Les ONG espèrent donc que le sommet d’Istanbul permettra de trouver des solutions pour les travailleurs, mais aussi et avant tout pour les populations. "L’un des enjeux est de faire pression sur les Etats pour que ceux qui ont le pouvoir de débloquer l’accès à l’aide humanitaire le fasse", insiste Pauline Chetcuti d’ACF.
Médecins sans frontières boude le sommet
Mais certaines ONG sont sceptiques quant à l’efficacité de l’événement.Médecins sans frontières (MSF) a décidé de boycotter le sommet, anticipant une "déclaration de bonnes intentions" et aucune avancée concrète. L’ONG a vu plus de 75 de ses sites visés par des attaques. Le système humanitaire actuel est trop "bureaucratique et allergique au risque", estime Sandrine Tiller, de MSF, pour qui le Sommet humanitaire mondial risque de ne rien changer à la situation des personnes affectées par les conflits en Syrie ou au Yémen.
Pour Pauline Chetcuti d’ACF si on sait que le sommet "ne débouchera pas sur un document contraignant comme cela a été le cas pour la COP21, par exemple, nous gardons tout de même l’espoir que nous arriverons à faire pression sur les Etats pour qu’ils débloquent certaines situations". L’ONG réclame notamment la nomination d’un rapporteur des travailleurs humanitaires auprès de l’ONU.

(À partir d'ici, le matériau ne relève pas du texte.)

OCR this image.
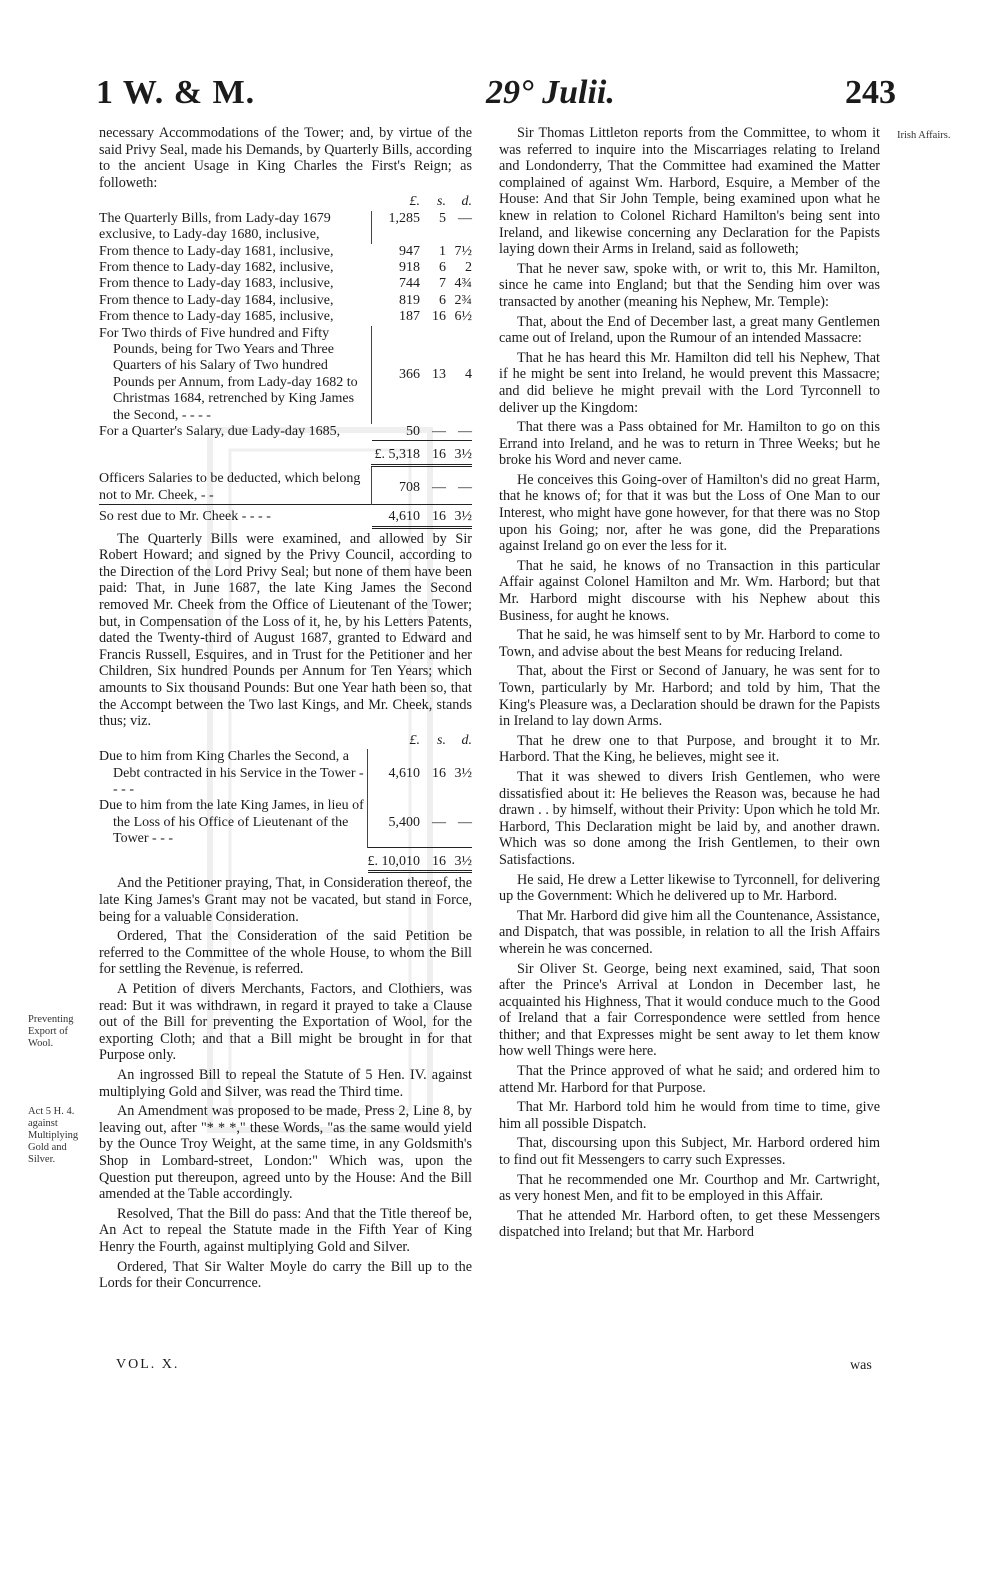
1 W. & M.	29° Julii.	243

necessary Accommodations of the Tower; and, by virtue of the said Privy Seal, made his Demands, by Quarterly Bills, according to the ancient Usage in King Charles the First's Reign; as followeth:

	£.	s.	d.
The Quarterly Bills, from Lady-day 1679 exclusive, to Lady-day 1680, inclusive,	1,285	5	—
From thence to Lady-day 1681, inclusive,	947	1	7½
From thence to Lady-day 1682, inclusive,	918	6	2
From thence to Lady-day 1683, inclusive,	744	7	4¾
From thence to Lady-day 1684, inclusive,	819	6	2¾
From thence to Lady-day 1685, inclusive,	187	16	6½
For Two thirds of Five hundred and Fifty Pounds, being for Two Years and Three Quarters of his Salary of Two hundred Pounds per Annum, from Lady-day 1682 to Christmas 1684, retrenched by King James the Second, - - - -	366	13	4
For a Quarter's Salary, due Lady-day 1685,	50	—	—
	£. 5,318	16	3½
Officers Salaries to be deducted, which belong not to Mr. Cheek, - -	708	—	—
So rest due to Mr. Cheek - - - -	4,610	16	3½

The Quarterly Bills were examined, and allowed by Sir Robert Howard; and signed by the Privy Council, according to the Direction of the Lord Privy Seal; but none of them have been paid: That, in June 1687, the late King James the Second removed Mr. Cheek from the Office of Lieutenant of the Tower; but, in Compensation of the Loss of it, he, by his Letters Patents, dated the Twenty-third of August 1687, granted to Edward and Francis Russell, Esquires, and in Trust for the Petitioner and her Children, Six hundred Pounds per Annum for Ten Years; which amounts to Six thousand Pounds: But one Year hath been so, that the Accompt between the Two last Kings, and Mr. Cheek, stands thus; viz.

	£.	s.	d.
Due to him from King Charles the Second, a Debt contracted in his Service in the Tower - - - -	4,610	16	3½
Due to him from the late King James, in lieu of the Loss of his Office of Lieutenant of the Tower - - -	5,400	—	—
	£. 10,010	16	3½

And the Petitioner praying, That, in Consideration thereof, the late King James's Grant may not be vacated, but stand in Force, being for a valuable Consideration.

Ordered, That the Consideration of the said Petition be referred to the Committee of the whole House, to whom the Bill for settling the Revenue, is referred.

A Petition of divers Merchants, Factors, and Clothiers, was read: But it was withdrawn, in regard it prayed to take a Clause out of the Bill for preventing the Exportation of Wool, for the exporting Cloth; and that a Bill might be brought in for that Purpose only.

An ingrossed Bill to repeal the Statute of 5 Hen. IV. against multiplying Gold and Silver, was read the Third time.

An Amendment was proposed to be made, Press 2, Line 8, by leaving out, after "* * *," these Words, "as the same would yield by the Ounce Troy Weight, at the same time, in any Goldsmith's Shop in Lombard-street, London:" Which was, upon the Question put thereupon, agreed unto by the House: And the Bill amended at the Table accordingly.

Resolved, That the Bill do pass: And that the Title thereof be, An Act to repeal the Statute made in the Fifth Year of King Henry the Fourth, against multiplying Gold and Silver.

Ordered, That Sir Walter Moyle do carry the Bill up to the Lords for their Concurrence.

Preventing Export of Wool.
Act 5 H. 4. against Multiplying Gold and Silver.
Irish Affairs.

Sir Thomas Littleton reports from the Committee, to whom it was referred to inquire into the Miscarriages relating to Ireland and Londonderry, That the Committee had examined the Matter complained of against Wm. Harbord, Esquire, a Member of the House: And that Sir John Temple, being examined upon what he knew in relation to Colonel Richard Hamilton's being sent into Ireland, and likewise concerning any Declaration for the Papists laying down their Arms in Ireland, said as followeth;

That he never saw, spoke with, or writ to, this Mr. Hamilton, since he came into England; but that the Sending him over was transacted by another (meaning his Nephew, Mr. Temple):

That, about the End of December last, a great many Gentlemen came out of Ireland, upon the Rumour of an intended Massacre:

That he has heard this Mr. Hamilton did tell his Nephew, That if he might be sent into Ireland, he would prevent this Massacre; and did believe he might prevail with the Lord Tyrconnell to deliver up the Kingdom:

That there was a Pass obtained for Mr. Hamilton to go on this Errand into Ireland, and he was to return in Three Weeks; but he broke his Word and never came.

He conceives this Going-over of Hamilton's did no great Harm, that he knows of; for that it was but the Loss of One Man to our Interest, who might have gone however, for that there was no Stop upon his Going; nor, after he was gone, did the Preparations against Ireland go on ever the less for it.

That he said, he knows of no Transaction in this particular Affair against Colonel Hamilton and Mr. Wm. Harbord; but that Mr. Harbord might discourse with his Nephew about this Business, for aught he knows.

That he said, he was himself sent to by Mr. Harbord to come to Town, and advise about the best Means for reducing Ireland.

That, about the First or Second of January, he was sent for to Town, particularly by Mr. Harbord; and told by him, That the King's Pleasure was, a Declaration should be drawn for the Papists in Ireland to lay down Arms.

That he drew one to that Purpose, and brought it to Mr. Harbord. That the King, he believes, might see it.

That it was shewed to divers Irish Gentlemen, who were dissatisfied about it: He believes the Reason was, because he had drawn . . by himself, without their Privity: Upon which he told Mr. Harbord, This Declaration might be laid by, and another drawn. Which was so done among the Irish Gentlemen, to their own Satisfactions.

He said, He drew a Letter likewise to Tyrconnell, for delivering up the Government: Which he delivered up to Mr. Harbord.

That Mr. Harbord did give him all the Countenance, Assistance, and Dispatch, that was possible, in relation to all the Irish Affairs wherein he was concerned.

Sir Oliver St. George, being next examined, said, That soon after the Prince's Arrival at London in December last, he acquainted his Highness, That it would conduce much to the Good of Ireland that a fair Correspondence were settled from hence thither; and that Expresses might be sent away to let them know how well Things were here.

That the Prince approved of what he said; and ordered him to attend Mr. Harbord for that Purpose.

That Mr. Harbord told him he would from time to time, give him all possible Dispatch.

That, discoursing upon this Subject, Mr. Harbord ordered him to find out fit Messengers to carry such Expresses.

That he recommended one Mr. Courthop and Mr. Cartwright, as very honest Men, and fit to be employed in this Affair.

That he attended Mr. Harbord often, to get these Messengers dispatched into Ireland; but that Mr. Harbord

VOL. X.	was
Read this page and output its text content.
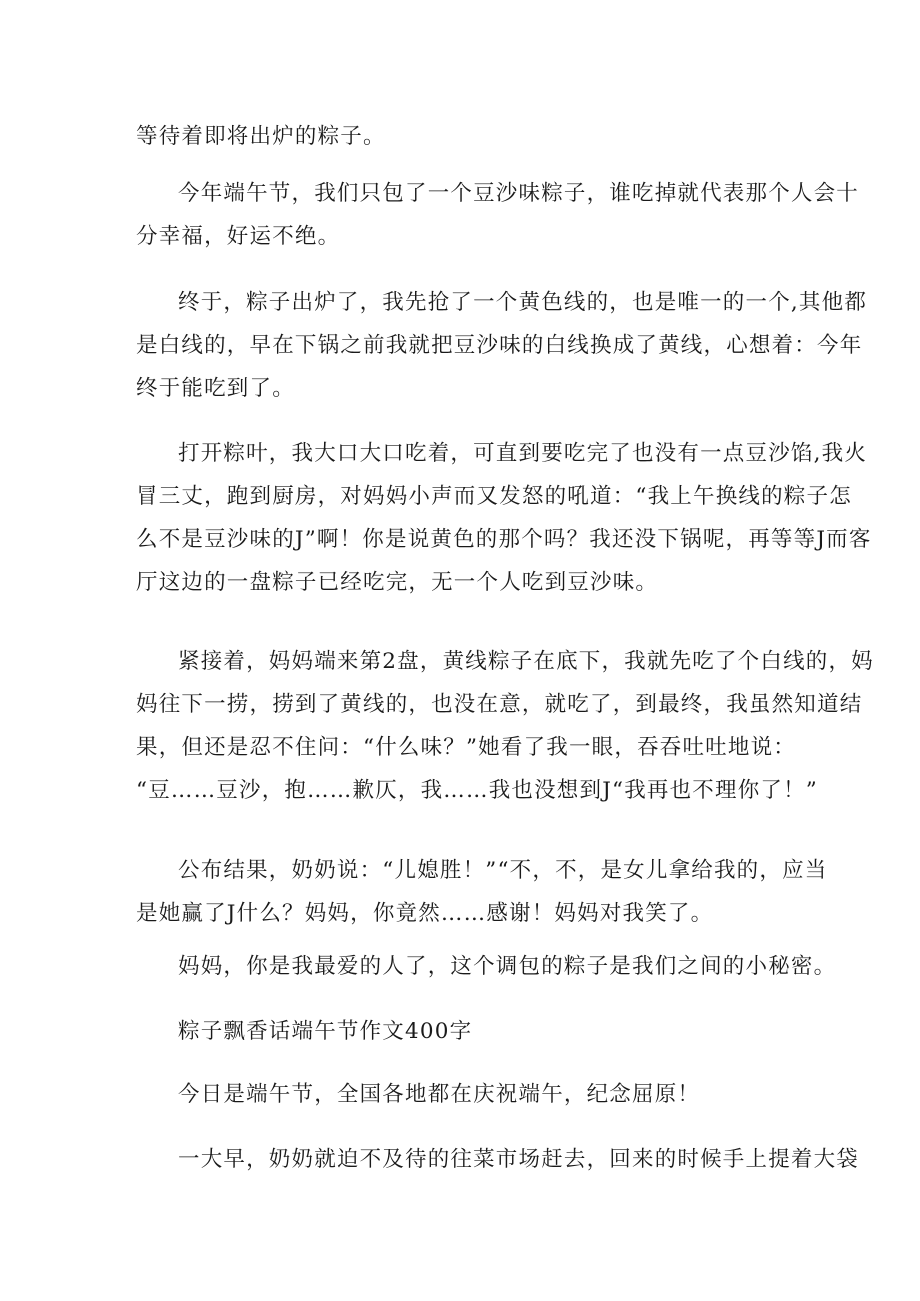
等待着即将出炉的粽子。
今年端午节，我们只包了一个豆沙味粽子，谁吃掉就代表那个人会十
分幸福，好运不绝。
终于，粽子出炉了，我先抢了一个黄色线的，也是唯一的一个,其他都
是白线的，早在下锅之前我就把豆沙味的白线换成了黄线，心想着：今年
终于能吃到了。
打开粽叶，我大口大口吃着，可直到要吃完了也没有一点豆沙馅,我火
冒三丈，跑到厨房，对妈妈小声而又发怒的吼道：“我上午换线的粽子怎
么不是豆沙味的J”啊！你是说黄色的那个吗？我还没下锅呢，再等等J而客
厅这边的一盘粽子已经吃完，无一个人吃到豆沙味。
紧接着，妈妈端来第2盘，黄线粽子在底下，我就先吃了个白线的，妈
妈往下一捞，捞到了黄线的，也没在意，就吃了，到最终，我虽然知道结
果，但还是忍不住问：“什么味？”她看了我一眼，吞吞吐吐地说：
“豆……豆沙，抱……歉仄，我……我也没想到J“我再也不理你了！”
公布结果，奶奶说：“儿媳胜！”“不，不，是女儿拿给我的，应当
是她赢了J什么？妈妈，你竟然……感谢！妈妈对我笑了。
妈妈，你是我最爱的人了，这个调包的粽子是我们之间的小秘密。
粽子飘香话端午节作文400字
今日是端午节，全国各地都在庆祝端午，纪念屈原！
一大早，奶奶就迫不及待的往菜市场赶去，回来的时候手上提着大袋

Une feuille de route en septembre
Le secrétaire général de l’ONU, qui parraine l’évènement, présentera un rapport sur le sommet d’Istanbul lors de l’assemblée générale des Nations unies au mois de septembre prochain. Pauline Chetcuti d’ACF espère que "Ban Ki Moon présentera ce rapport sous forme de feuille de route à adopter pour les Etats, les agences et les ONG, pour avancer et mettre en place les engagements pris en Turquie". "Il ne faut pas que ce soit un sommet de plus. Mais nous devrons attendre septembre pour voir quelles décisions seront prises", ajoute Jean-François Dubost, d’Amnesty International. Aujourd’hui, dans le monde, 125 millions de personnes ont besoin d'assistance.
Parmi les enjeux du sommet évoqués par les ONG, figure celui de la diffusion de l’information aux populations, pour qu’elles aient un meilleur accès à l’aide.
Autre point abordé lors des tables rondes : l’équilibrage entre les ONG issues des pays du nord et celles du sud, encore peu intégrées aux processus de décision.